We’re ready to invest £10billion as part of an intense programme of activity over the next seven years

Almost exactly two months ago today, I started as the new Chair of Water UK, the body that represents all of the UK’s water companies. I did so because there are few things more important than water. Access to clean water sustains us — but more than that, our quality of life depends on being able to enjoy rivers and seas that we know are clean and safe.

The Times’ Clean It Up campaign, along with campaigners such as Feargal Sharkey and Paul Whitehouse, has pushed the issue of sewage to the top of the national agenda. Water companies have been in the spotlight — and it has been a chastening experience.

I want to tell everyone today that we’ve listened and we’ve heard.

And on behalf of water and sewage companies in England, I want to say: we are sorry. We get why people are upset and they are right that we should have given this issue much more attention. Rivers and beaches are often not at the standard the public rightly expect; we are sorry for the part we have played in that.

We want to put things right.

Our sewers are old and stretch for hundreds of thousands of miles. The Victorians designed them to mix rainwater with waste water from bathrooms and kitchens. It was remarkable engineering at the time, but their design means that during times of heavy rain, sewage overflows into rivers and beaches to prevent it backing up into houses.

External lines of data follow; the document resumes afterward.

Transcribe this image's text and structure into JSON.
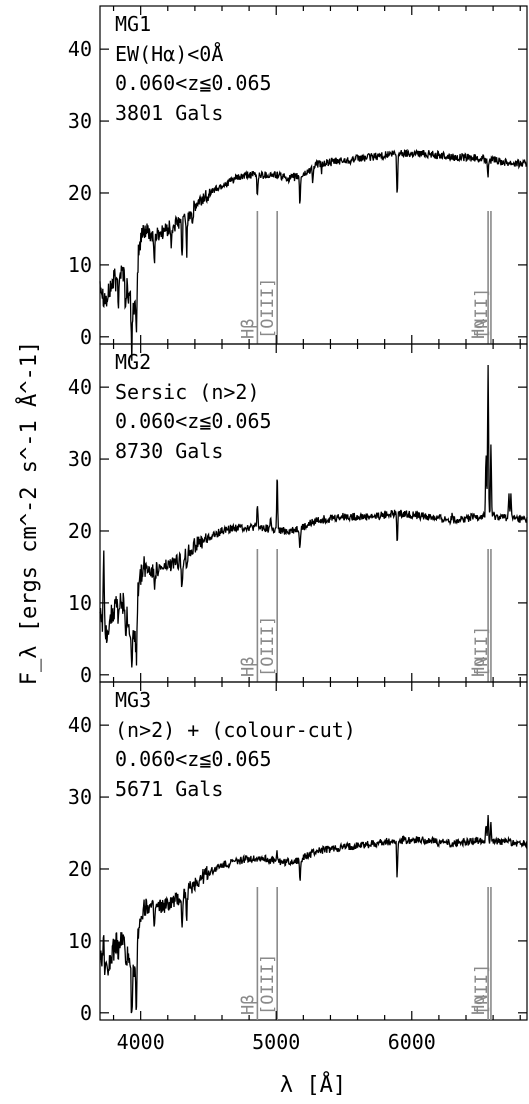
{
  "chart_data": {
    "type": "line",
    "xlabel": "λ [Å]",
    "ylabel": "F_λ [ergs cm^-2 s^-1 Å^-1]",
    "xlim": [
      3700,
      6850
    ],
    "ylim": [
      -1,
      46
    ],
    "xticks": [
      4000,
      5000,
      6000
    ],
    "xtick_labels": [
      "4000",
      "5000",
      "6000"
    ],
    "yticks": [
      0,
      10,
      20,
      30,
      40
    ],
    "ytick_labels": [
      "0",
      "10",
      "20",
      "30",
      "40"
    ],
    "line_markers": [
      {
        "name": "Hβ",
        "x": 4861
      },
      {
        "name": "[OIII]",
        "x": 5007
      },
      {
        "name": "Hα",
        "x": 6563
      },
      {
        "name": "[NII]",
        "x": 6584
      }
    ],
    "panels": [
      {
        "id": "MG1",
        "labels": [
          "MG1",
          "EW(Hα)<0Å",
          "0.060<z≦0.065",
          "3801 Gals"
        ],
        "continuum": [
          [
            3700,
            8
          ],
          [
            3720,
            6
          ],
          [
            3750,
            5
          ],
          [
            3780,
            7
          ],
          [
            3830,
            9
          ],
          [
            3880,
            9
          ],
          [
            3920,
            5
          ],
          [
            3960,
            4
          ],
          [
            3985,
            12
          ],
          [
            4020,
            15
          ],
          [
            4100,
            14
          ],
          [
            4200,
            15
          ],
          [
            4300,
            16
          ],
          [
            4400,
            18
          ],
          [
            4500,
            20
          ],
          [
            4600,
            21
          ],
          [
            4700,
            22
          ],
          [
            4800,
            22.5
          ],
          [
            4900,
            22.5
          ],
          [
            5000,
            22.5
          ],
          [
            5100,
            22
          ],
          [
            5200,
            22.5
          ],
          [
            5300,
            24
          ],
          [
            5500,
            24.5
          ],
          [
            5700,
            25
          ],
          [
            5900,
            25.5
          ],
          [
            6100,
            25.5
          ],
          [
            6300,
            25
          ],
          [
            6500,
            24.8
          ],
          [
            6600,
            24.5
          ],
          [
            6850,
            24
          ]
        ],
        "absorption": [
          [
            3820,
            -2
          ],
          [
            3835,
            -4
          ],
          [
            3889,
            -5
          ],
          [
            3934,
            -7
          ],
          [
            3969,
            -8
          ],
          [
            4101,
            -4
          ],
          [
            4227,
            -3
          ],
          [
            4305,
            -5
          ],
          [
            4340,
            -5
          ],
          [
            4383,
            -2
          ],
          [
            4861,
            -3
          ],
          [
            5175,
            -4
          ],
          [
            5270,
            -2
          ],
          [
            5335,
            -1
          ],
          [
            5892,
            -6
          ],
          [
            6563,
            -2
          ]
        ],
        "emission": []
      },
      {
        "id": "MG2",
        "labels": [
          "MG2",
          "Sersic (n>2)",
          "0.060<z≦0.065",
          "8730 Gals"
        ],
        "continuum": [
          [
            3700,
            9
          ],
          [
            3720,
            7
          ],
          [
            3750,
            6
          ],
          [
            3780,
            8
          ],
          [
            3830,
            10
          ],
          [
            3880,
            10
          ],
          [
            3920,
            6
          ],
          [
            3960,
            5
          ],
          [
            3985,
            13
          ],
          [
            4020,
            15
          ],
          [
            4100,
            14.5
          ],
          [
            4200,
            15
          ],
          [
            4300,
            16
          ],
          [
            4400,
            18
          ],
          [
            4500,
            19
          ],
          [
            4600,
            20
          ],
          [
            4700,
            20.5
          ],
          [
            4800,
            20.5
          ],
          [
            4900,
            20.5
          ],
          [
            5000,
            20
          ],
          [
            5100,
            20
          ],
          [
            5200,
            20.5
          ],
          [
            5300,
            21.5
          ],
          [
            5500,
            22
          ],
          [
            5700,
            22
          ],
          [
            5900,
            22.5
          ],
          [
            6100,
            22
          ],
          [
            6300,
            21.5
          ],
          [
            6500,
            22
          ],
          [
            6600,
            22
          ],
          [
            6850,
            21.5
          ]
        ],
        "absorption": [
          [
            3835,
            -3
          ],
          [
            3889,
            -3
          ],
          [
            3934,
            -6
          ],
          [
            3969,
            -6
          ],
          [
            4101,
            -2
          ],
          [
            4305,
            -4
          ],
          [
            4340,
            -2
          ],
          [
            5175,
            -3
          ],
          [
            5892,
            -4
          ]
        ],
        "emission": [
          [
            3727,
            10
          ],
          [
            4861,
            3
          ],
          [
            4959,
            2
          ],
          [
            5007,
            7.5
          ],
          [
            6300,
            1
          ],
          [
            6548,
            9
          ],
          [
            6563,
            21
          ],
          [
            6584,
            10
          ],
          [
            6717,
            4
          ],
          [
            6731,
            3
          ]
        ]
      },
      {
        "id": "MG3",
        "labels": [
          "MG3",
          "(n>2) + (colour-cut)",
          "0.060<z≦0.065",
          "5671 Gals"
        ],
        "continuum": [
          [
            3700,
            8
          ],
          [
            3720,
            7
          ],
          [
            3750,
            6
          ],
          [
            3780,
            8
          ],
          [
            3830,
            10
          ],
          [
            3880,
            10
          ],
          [
            3920,
            6
          ],
          [
            3960,
            5
          ],
          [
            3985,
            12
          ],
          [
            4020,
            15
          ],
          [
            4100,
            14.5
          ],
          [
            4200,
            15
          ],
          [
            4300,
            16
          ],
          [
            4400,
            18
          ],
          [
            4500,
            19.5
          ],
          [
            4600,
            20.5
          ],
          [
            4700,
            21
          ],
          [
            4800,
            21.5
          ],
          [
            4900,
            21.5
          ],
          [
            5000,
            21
          ],
          [
            5100,
            21
          ],
          [
            5200,
            21.5
          ],
          [
            5300,
            22.5
          ],
          [
            5500,
            23
          ],
          [
            5700,
            23.5
          ],
          [
            5900,
            24
          ],
          [
            6100,
            24
          ],
          [
            6300,
            23.5
          ],
          [
            6500,
            24
          ],
          [
            6600,
            24
          ],
          [
            6850,
            23.5
          ]
        ],
        "absorption": [
          [
            3835,
            -3
          ],
          [
            3889,
            -3
          ],
          [
            3934,
            -6
          ],
          [
            3969,
            -7
          ],
          [
            4101,
            -3
          ],
          [
            4305,
            -5
          ],
          [
            4340,
            -3
          ],
          [
            5175,
            -3
          ],
          [
            5892,
            -5
          ]
        ],
        "emission": [
          [
            3727,
            4
          ],
          [
            5007,
            1.5
          ],
          [
            6548,
            2
          ],
          [
            6563,
            4
          ],
          [
            6584,
            2
          ]
        ]
      }
    ]
  }
}
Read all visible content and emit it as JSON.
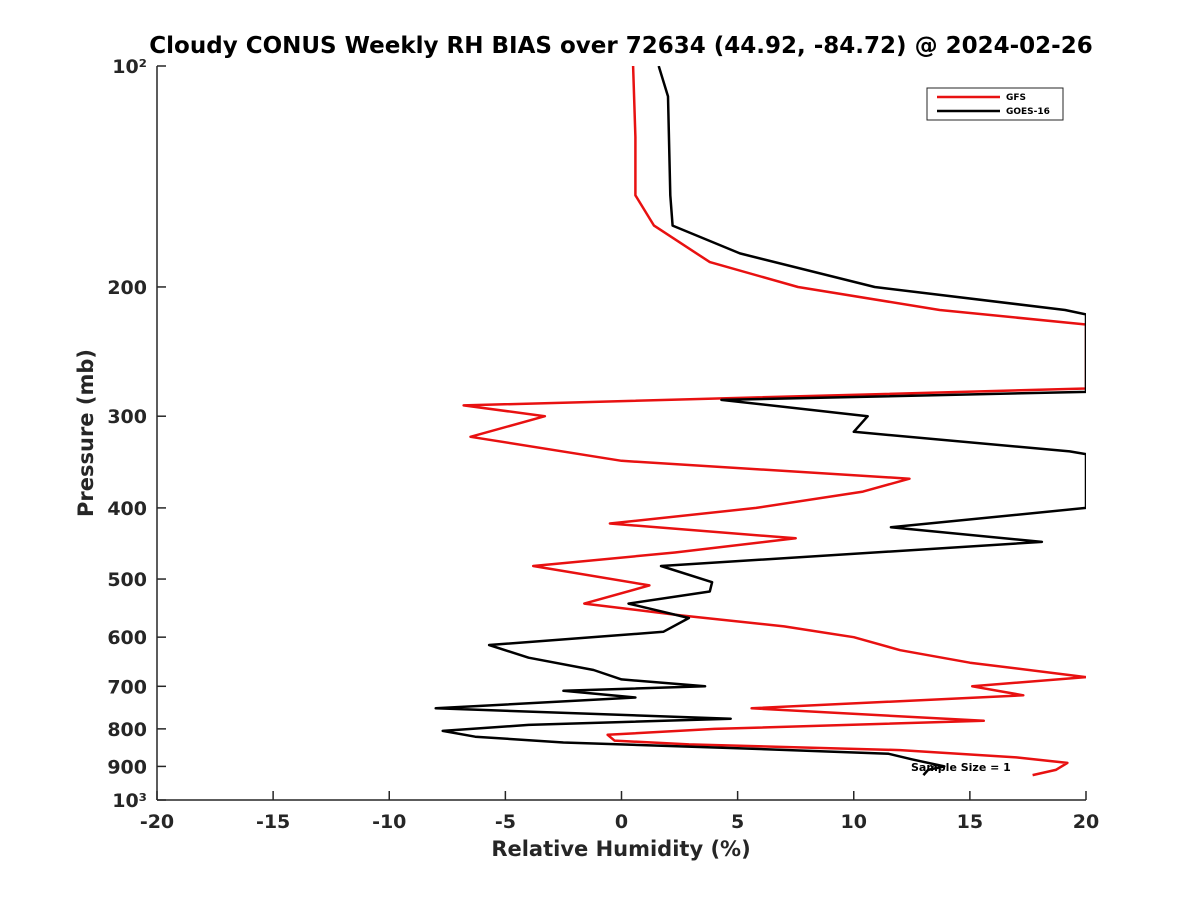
{
  "chart_data": {
    "type": "line",
    "title": "Cloudy CONUS Weekly RH BIAS over 72634 (44.92, -84.72) @ 2024-02-26",
    "xlabel": "Relative Humidity (%)",
    "ylabel": "Pressure (mb)",
    "xlim": [
      -20,
      20
    ],
    "ylim": [
      100,
      1000
    ],
    "yscale": "log",
    "y_reversed": true,
    "grid": false,
    "legend_position": "top-right",
    "x_ticks": [
      -20,
      -15,
      -10,
      -5,
      0,
      5,
      10,
      15,
      20
    ],
    "x_tick_labels": [
      "-20",
      "-15",
      "-10",
      "-5",
      "0",
      "5",
      "10",
      "15",
      "20"
    ],
    "y_ticks": [
      100,
      200,
      300,
      400,
      500,
      600,
      700,
      800,
      900,
      1000
    ],
    "y_tick_labels": [
      "10²",
      "200",
      "300",
      "400",
      "500",
      "600",
      "700",
      "800",
      "900",
      "10³"
    ],
    "annotation": "Sample Size = 1",
    "series": [
      {
        "name": "GFS",
        "color": "#e81111",
        "points": [
          [
            0.5,
            100
          ],
          [
            0.6,
            125
          ],
          [
            0.6,
            150
          ],
          [
            1.4,
            165
          ],
          [
            3.8,
            185
          ],
          [
            7.6,
            200
          ],
          [
            13.7,
            215
          ],
          [
            20,
            225
          ],
          [
            20,
            275
          ],
          [
            -6.8,
            290
          ],
          [
            -3.3,
            300
          ],
          [
            -6.5,
            320
          ],
          [
            0,
            345
          ],
          [
            12.4,
            365
          ],
          [
            10.4,
            380
          ],
          [
            5.8,
            400
          ],
          [
            -0.5,
            420
          ],
          [
            7.5,
            440
          ],
          [
            2.3,
            460
          ],
          [
            -3.8,
            480
          ],
          [
            1.2,
            510
          ],
          [
            -1.6,
            540
          ],
          [
            2.5,
            560
          ],
          [
            7,
            580
          ],
          [
            10,
            600
          ],
          [
            12,
            625
          ],
          [
            15,
            650
          ],
          [
            20,
            680
          ],
          [
            15.1,
            700
          ],
          [
            17.3,
            720
          ],
          [
            5.6,
            750
          ],
          [
            15.6,
            780
          ],
          [
            4,
            800
          ],
          [
            -0.6,
            815
          ],
          [
            -0.3,
            830
          ],
          [
            2.9,
            840
          ],
          [
            12,
            855
          ],
          [
            17,
            875
          ],
          [
            19.2,
            890
          ],
          [
            18.7,
            910
          ],
          [
            17.7,
            925
          ]
        ]
      },
      {
        "name": "GOES-16",
        "color": "#000000",
        "points": [
          [
            1.6,
            100
          ],
          [
            2.0,
            110
          ],
          [
            2.1,
            150
          ],
          [
            2.2,
            165
          ],
          [
            5.1,
            180
          ],
          [
            10.9,
            200
          ],
          [
            19.1,
            215
          ],
          [
            20,
            218
          ],
          [
            20,
            278
          ],
          [
            4.3,
            285
          ],
          [
            10.6,
            300
          ],
          [
            10.0,
            315
          ],
          [
            19.3,
            335
          ],
          [
            20,
            338
          ],
          [
            20,
            400
          ],
          [
            11.6,
            425
          ],
          [
            18.1,
            445
          ],
          [
            1.7,
            480
          ],
          [
            3.9,
            505
          ],
          [
            3.8,
            520
          ],
          [
            0.3,
            540
          ],
          [
            2.9,
            565
          ],
          [
            1.8,
            590
          ],
          [
            -5.7,
            615
          ],
          [
            -4,
            640
          ],
          [
            -1.2,
            665
          ],
          [
            0,
            685
          ],
          [
            3.6,
            700
          ],
          [
            -2.5,
            710
          ],
          [
            0.6,
            725
          ],
          [
            -8,
            750
          ],
          [
            4.7,
            775
          ],
          [
            -4,
            790
          ],
          [
            -7.7,
            805
          ],
          [
            -6.3,
            820
          ],
          [
            -2.5,
            835
          ],
          [
            5,
            850
          ],
          [
            11.5,
            865
          ],
          [
            12.5,
            880
          ],
          [
            13.9,
            900
          ],
          [
            13.2,
            910
          ],
          [
            13,
            925
          ]
        ]
      }
    ]
  }
}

Since the 1960s, rainwater has been separated from sewage, but we have a huge legacy of combined infrastructure that remains. Modernising that is a huge job, but we are determined to fix things as quickly as we can.

Today we are announcing a huge transformation programme, the biggest rebuild of our sewage system since the Victorians. Later in the summer we will publish more details in a National Overflows Plan. We’re ready to back that by tripling investment to £10 billion, as part of an intense programme of activity over the next seven years. We expect that, by 2030, this initial wave of investment will cut sewage overflows by up to 140,000 each year compared with the level in 2020.

We will focus on high priority areas, such as sites of special scientific interest. Our plan will increase the capacity of sewage works, rebuild sewer pipes and install the equivalent of thousands of Olympic swimming pool-sized storm tanks to hold rainwater.

Our plan will set out how much we plan to spend, where and when. If projects are approved by regulators, then each community will know exactly when sewage issues will be tackled in their area and be able to hold water and sewage companies to account. Each water and sewage company will also support the rollout of new river swimming areas, by providing help to up to 100 communities in drawing up plans, applying for legal protection, covering the costs of pre-submission water testing and working with regulators to fix local sources of pollution.

Alongside this, we are committing ourselves to greater transparency to improve accountability. By this time next year, we will have created a National Environment Data Hub — overseen independently — to publish data on sewage overflows.

Looking back, the water industry has not shown the leadership it should have done on sewage spills. We should have acted faster to respond to their obvious impact on people’s enjoyment of rivers and beaches. Today’s announcement is the first step in putting that right.